Lightning will make bitcoin a long-term competitive payment platform and could revolutionize peer-to-peer payments, according to Gatecoin's Menant.
"Particularly with regards to micropayment transactions that may be useful for emerging markets with low-value local currencies," he said.
"It can also be implemented to facilitate machine to machine payments, using its smart contract framework, so that firms running various automated processes can benefit from direct payment relationships between its software and that of its clients or suppliers."
SegWit is the result of a long-term "scaling debate" within the bitcoin community about how to reduce the backlog of transactions and add more capabilities to the digital currency. The majority of the community backed SegWit, which moves some data outside of the network to increase its capacity.

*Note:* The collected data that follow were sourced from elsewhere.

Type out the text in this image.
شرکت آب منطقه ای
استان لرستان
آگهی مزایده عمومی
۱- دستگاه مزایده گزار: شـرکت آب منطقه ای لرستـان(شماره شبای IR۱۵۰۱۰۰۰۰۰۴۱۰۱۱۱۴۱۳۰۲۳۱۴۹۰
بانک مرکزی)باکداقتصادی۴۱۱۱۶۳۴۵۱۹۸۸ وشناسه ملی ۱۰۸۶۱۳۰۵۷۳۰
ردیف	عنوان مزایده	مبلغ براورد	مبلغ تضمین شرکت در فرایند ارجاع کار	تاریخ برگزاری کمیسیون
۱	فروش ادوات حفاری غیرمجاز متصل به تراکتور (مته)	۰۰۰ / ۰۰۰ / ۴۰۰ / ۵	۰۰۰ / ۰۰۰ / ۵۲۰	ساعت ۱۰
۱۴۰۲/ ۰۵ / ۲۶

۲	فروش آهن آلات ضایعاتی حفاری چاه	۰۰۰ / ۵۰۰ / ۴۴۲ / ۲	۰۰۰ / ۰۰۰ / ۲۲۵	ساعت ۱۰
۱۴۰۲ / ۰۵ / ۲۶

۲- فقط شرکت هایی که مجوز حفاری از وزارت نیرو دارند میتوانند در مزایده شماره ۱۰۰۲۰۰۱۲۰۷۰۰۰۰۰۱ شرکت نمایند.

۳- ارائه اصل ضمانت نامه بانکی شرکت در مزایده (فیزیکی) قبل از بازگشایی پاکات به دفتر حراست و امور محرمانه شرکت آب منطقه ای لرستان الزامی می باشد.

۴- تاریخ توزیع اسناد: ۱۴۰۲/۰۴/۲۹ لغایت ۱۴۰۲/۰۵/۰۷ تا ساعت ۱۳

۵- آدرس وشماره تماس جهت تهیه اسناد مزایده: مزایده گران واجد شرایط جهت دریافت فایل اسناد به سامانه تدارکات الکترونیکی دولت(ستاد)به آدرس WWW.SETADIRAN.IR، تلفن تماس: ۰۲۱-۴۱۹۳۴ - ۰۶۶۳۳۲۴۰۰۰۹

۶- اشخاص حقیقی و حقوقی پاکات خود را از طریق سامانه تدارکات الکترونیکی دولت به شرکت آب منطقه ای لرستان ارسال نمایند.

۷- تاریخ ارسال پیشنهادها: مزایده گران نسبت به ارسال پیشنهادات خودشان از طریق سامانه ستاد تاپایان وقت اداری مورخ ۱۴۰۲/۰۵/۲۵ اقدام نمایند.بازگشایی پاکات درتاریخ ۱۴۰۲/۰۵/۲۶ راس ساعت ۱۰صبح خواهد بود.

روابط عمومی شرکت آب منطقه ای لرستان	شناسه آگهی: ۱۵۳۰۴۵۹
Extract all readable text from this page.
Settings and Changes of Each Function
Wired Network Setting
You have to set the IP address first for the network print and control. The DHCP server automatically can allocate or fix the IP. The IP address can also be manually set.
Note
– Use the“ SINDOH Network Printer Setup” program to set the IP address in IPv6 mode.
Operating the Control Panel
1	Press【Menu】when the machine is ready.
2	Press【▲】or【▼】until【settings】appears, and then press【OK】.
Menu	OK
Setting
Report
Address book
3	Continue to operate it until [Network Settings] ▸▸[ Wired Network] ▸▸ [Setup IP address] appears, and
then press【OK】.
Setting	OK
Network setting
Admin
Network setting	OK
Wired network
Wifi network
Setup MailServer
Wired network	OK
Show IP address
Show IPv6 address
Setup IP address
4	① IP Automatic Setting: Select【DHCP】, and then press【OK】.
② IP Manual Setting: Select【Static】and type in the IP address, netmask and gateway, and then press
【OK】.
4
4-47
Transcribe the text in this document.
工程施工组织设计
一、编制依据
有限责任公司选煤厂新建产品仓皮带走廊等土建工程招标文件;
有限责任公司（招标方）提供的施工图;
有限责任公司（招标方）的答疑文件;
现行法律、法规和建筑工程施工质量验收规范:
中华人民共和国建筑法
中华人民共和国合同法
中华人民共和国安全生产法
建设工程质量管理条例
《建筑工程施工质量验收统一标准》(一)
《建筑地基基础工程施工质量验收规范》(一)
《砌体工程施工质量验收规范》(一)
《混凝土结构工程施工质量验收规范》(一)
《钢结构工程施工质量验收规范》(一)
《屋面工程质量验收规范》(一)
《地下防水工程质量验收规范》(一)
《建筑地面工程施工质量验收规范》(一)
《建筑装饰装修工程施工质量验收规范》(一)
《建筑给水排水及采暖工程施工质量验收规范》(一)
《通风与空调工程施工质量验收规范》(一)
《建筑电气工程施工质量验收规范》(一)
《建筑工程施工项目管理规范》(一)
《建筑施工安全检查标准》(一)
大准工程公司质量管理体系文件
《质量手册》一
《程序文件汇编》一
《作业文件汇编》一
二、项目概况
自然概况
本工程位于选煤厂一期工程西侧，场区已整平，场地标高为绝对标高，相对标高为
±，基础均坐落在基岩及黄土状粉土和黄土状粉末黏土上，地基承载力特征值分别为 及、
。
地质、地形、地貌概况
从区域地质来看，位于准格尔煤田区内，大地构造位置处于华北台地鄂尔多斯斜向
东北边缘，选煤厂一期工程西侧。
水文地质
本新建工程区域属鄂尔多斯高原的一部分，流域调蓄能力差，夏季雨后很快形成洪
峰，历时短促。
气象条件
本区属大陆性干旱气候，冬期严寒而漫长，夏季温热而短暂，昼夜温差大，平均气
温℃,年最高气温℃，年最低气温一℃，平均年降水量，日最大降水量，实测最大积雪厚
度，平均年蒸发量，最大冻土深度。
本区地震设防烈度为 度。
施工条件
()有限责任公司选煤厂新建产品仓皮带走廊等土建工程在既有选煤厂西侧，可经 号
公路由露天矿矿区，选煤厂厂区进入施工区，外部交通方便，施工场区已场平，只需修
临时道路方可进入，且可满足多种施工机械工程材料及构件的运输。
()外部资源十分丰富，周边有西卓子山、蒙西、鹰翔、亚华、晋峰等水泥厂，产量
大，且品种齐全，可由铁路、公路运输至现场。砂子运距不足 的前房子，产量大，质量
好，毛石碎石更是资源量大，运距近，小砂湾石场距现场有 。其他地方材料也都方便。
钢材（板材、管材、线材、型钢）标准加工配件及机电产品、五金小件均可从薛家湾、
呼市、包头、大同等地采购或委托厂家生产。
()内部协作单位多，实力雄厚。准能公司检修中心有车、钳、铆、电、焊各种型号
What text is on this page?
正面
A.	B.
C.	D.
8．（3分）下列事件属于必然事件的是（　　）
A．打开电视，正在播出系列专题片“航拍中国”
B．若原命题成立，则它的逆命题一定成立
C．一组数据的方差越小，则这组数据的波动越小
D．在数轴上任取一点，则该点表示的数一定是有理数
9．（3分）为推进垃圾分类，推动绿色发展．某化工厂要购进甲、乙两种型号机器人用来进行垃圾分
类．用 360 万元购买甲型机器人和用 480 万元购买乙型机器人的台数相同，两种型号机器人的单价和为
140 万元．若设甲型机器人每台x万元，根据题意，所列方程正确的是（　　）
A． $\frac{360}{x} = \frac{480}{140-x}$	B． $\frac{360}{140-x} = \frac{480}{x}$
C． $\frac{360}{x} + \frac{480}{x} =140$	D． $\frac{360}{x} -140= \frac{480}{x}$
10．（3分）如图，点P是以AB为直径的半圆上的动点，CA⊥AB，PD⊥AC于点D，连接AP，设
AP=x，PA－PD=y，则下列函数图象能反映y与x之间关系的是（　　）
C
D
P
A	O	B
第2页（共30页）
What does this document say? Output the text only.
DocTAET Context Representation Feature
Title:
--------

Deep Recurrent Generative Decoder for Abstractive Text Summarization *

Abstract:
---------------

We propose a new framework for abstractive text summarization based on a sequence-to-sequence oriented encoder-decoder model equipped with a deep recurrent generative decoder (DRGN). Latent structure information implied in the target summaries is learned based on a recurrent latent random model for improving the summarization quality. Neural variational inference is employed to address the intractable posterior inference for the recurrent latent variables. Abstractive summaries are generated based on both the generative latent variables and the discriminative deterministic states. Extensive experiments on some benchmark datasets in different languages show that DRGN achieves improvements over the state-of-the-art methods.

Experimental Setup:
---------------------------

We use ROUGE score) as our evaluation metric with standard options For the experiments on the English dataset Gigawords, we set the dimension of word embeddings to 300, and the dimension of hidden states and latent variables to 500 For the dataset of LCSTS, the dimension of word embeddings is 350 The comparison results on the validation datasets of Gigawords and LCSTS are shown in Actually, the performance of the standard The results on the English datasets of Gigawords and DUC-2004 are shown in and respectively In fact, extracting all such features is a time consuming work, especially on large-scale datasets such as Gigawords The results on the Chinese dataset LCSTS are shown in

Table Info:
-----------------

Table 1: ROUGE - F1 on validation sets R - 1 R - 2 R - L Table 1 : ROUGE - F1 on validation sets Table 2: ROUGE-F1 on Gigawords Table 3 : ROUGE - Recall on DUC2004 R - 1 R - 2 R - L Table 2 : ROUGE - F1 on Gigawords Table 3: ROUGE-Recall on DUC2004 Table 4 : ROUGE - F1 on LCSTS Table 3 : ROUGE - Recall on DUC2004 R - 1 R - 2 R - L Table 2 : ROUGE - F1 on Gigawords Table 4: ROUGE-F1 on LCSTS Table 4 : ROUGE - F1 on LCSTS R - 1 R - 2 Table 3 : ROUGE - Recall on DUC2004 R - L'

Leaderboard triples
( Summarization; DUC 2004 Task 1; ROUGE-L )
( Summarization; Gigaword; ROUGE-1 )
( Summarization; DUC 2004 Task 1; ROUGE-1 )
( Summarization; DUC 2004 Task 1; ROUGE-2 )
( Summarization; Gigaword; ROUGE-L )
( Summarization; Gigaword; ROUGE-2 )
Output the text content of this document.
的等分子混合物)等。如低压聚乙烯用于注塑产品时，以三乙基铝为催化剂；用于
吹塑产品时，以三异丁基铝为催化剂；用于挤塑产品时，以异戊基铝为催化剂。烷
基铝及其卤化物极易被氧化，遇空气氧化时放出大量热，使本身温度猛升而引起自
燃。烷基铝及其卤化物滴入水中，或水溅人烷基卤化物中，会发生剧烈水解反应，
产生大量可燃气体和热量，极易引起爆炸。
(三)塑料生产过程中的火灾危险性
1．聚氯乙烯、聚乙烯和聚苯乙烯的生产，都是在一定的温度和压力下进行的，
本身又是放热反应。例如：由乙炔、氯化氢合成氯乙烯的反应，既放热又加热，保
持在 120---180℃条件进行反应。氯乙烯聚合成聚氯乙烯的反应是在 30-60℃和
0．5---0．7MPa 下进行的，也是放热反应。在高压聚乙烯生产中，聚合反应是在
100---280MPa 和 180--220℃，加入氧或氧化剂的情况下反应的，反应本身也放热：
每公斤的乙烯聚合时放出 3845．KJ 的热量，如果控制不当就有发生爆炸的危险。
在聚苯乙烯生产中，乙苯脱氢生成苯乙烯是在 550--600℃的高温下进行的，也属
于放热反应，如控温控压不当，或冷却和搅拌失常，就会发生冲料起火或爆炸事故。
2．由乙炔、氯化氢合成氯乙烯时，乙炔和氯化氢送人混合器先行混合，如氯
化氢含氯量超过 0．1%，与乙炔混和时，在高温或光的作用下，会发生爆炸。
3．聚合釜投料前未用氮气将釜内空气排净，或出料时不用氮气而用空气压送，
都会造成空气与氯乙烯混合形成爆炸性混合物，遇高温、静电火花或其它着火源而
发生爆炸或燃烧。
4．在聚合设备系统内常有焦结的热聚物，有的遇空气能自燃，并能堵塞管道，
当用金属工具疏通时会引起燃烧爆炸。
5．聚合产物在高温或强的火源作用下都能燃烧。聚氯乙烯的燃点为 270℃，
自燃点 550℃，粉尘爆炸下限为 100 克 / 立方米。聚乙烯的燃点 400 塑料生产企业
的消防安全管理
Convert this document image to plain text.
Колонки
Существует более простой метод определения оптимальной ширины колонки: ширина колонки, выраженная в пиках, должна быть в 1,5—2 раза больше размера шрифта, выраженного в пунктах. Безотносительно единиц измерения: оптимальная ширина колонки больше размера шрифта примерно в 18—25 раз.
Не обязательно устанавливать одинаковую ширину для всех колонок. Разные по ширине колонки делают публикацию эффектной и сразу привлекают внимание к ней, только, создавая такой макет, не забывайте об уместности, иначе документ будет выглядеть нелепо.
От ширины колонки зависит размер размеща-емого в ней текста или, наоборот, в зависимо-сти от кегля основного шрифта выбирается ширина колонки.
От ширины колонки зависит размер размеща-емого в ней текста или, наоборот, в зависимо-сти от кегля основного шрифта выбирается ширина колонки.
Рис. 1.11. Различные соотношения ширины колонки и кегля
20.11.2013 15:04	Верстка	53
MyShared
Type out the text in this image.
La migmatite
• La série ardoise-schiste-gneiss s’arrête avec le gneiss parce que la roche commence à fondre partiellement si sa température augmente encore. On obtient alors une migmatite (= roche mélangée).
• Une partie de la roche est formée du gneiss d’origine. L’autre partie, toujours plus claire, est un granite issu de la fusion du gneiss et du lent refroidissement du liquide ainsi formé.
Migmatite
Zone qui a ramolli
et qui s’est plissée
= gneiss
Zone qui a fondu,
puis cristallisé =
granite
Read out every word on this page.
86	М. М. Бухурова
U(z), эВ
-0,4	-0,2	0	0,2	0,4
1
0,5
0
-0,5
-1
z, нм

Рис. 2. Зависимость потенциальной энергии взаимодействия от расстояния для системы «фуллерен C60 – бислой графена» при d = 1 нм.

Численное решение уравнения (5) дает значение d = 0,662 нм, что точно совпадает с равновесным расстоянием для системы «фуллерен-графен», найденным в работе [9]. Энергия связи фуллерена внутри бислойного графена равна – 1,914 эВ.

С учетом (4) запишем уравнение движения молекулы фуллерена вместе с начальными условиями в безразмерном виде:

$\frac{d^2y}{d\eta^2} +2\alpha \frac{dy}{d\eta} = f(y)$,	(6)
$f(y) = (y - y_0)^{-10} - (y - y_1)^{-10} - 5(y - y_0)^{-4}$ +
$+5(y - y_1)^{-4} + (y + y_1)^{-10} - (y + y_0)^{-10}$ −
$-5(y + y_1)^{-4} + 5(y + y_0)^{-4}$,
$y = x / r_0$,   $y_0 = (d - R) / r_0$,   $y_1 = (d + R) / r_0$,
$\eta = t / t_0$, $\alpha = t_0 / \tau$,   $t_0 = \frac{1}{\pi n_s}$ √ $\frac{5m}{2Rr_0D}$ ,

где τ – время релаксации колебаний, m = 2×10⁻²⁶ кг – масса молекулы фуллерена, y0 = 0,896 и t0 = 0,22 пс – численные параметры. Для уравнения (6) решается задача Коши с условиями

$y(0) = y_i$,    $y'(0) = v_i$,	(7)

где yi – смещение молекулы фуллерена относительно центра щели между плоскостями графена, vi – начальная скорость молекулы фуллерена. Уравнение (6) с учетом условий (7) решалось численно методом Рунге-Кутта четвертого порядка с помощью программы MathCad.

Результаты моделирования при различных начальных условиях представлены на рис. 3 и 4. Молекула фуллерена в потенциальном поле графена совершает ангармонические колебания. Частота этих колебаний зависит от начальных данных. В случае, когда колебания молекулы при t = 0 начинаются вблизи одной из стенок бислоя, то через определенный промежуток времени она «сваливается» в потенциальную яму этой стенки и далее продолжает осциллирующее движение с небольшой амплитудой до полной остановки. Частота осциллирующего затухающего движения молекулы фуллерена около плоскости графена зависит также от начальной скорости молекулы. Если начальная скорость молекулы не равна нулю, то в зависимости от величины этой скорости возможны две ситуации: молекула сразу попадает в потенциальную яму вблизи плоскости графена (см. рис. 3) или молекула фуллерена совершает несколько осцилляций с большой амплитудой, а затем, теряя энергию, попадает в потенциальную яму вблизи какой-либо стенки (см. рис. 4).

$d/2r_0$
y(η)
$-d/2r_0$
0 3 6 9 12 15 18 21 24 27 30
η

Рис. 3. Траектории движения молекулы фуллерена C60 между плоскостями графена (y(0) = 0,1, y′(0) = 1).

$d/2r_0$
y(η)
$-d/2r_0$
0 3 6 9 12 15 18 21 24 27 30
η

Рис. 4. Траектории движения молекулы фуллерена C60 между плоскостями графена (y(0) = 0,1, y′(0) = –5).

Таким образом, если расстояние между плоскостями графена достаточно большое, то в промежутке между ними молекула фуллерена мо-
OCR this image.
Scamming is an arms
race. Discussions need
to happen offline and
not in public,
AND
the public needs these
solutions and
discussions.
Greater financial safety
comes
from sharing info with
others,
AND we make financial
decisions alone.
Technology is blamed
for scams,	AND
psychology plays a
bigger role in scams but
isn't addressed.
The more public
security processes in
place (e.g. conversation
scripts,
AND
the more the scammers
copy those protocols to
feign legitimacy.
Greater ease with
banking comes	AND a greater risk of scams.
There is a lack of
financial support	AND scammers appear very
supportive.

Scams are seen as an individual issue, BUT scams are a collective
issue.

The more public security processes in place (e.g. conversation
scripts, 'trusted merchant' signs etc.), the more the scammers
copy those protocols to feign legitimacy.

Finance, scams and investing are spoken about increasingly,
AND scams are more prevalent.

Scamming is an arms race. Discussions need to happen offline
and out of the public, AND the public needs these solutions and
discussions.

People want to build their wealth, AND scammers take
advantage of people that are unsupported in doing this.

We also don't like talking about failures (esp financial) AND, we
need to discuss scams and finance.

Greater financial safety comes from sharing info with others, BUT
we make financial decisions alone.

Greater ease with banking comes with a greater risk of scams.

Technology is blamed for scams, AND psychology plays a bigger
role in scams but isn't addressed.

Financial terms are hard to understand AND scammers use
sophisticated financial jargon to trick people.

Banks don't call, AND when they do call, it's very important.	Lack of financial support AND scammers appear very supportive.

However, a section of the community was unhappy with this solution and forced a "hard fork" to the blockchain, splitting it in two and creating a new currency called "bitcoin cash", which is currently worth just $338, according to data from Coin Market Cap.
The Lightning Network is unlikely to cause another blockchain fork in the future, according to Brave New Coin's Strajnar.
"As we now have bitcoin cash, there is a much lower risk of future forks, as future arguments will default to 'just use bitcoin cash'," he says.
Now that SegWit is locked into the network, bitcoin miners, a term used for those who produce new bitcoins and validate transactions, and service providers have a two-week grace period to upgrade their software before SegWit is activated.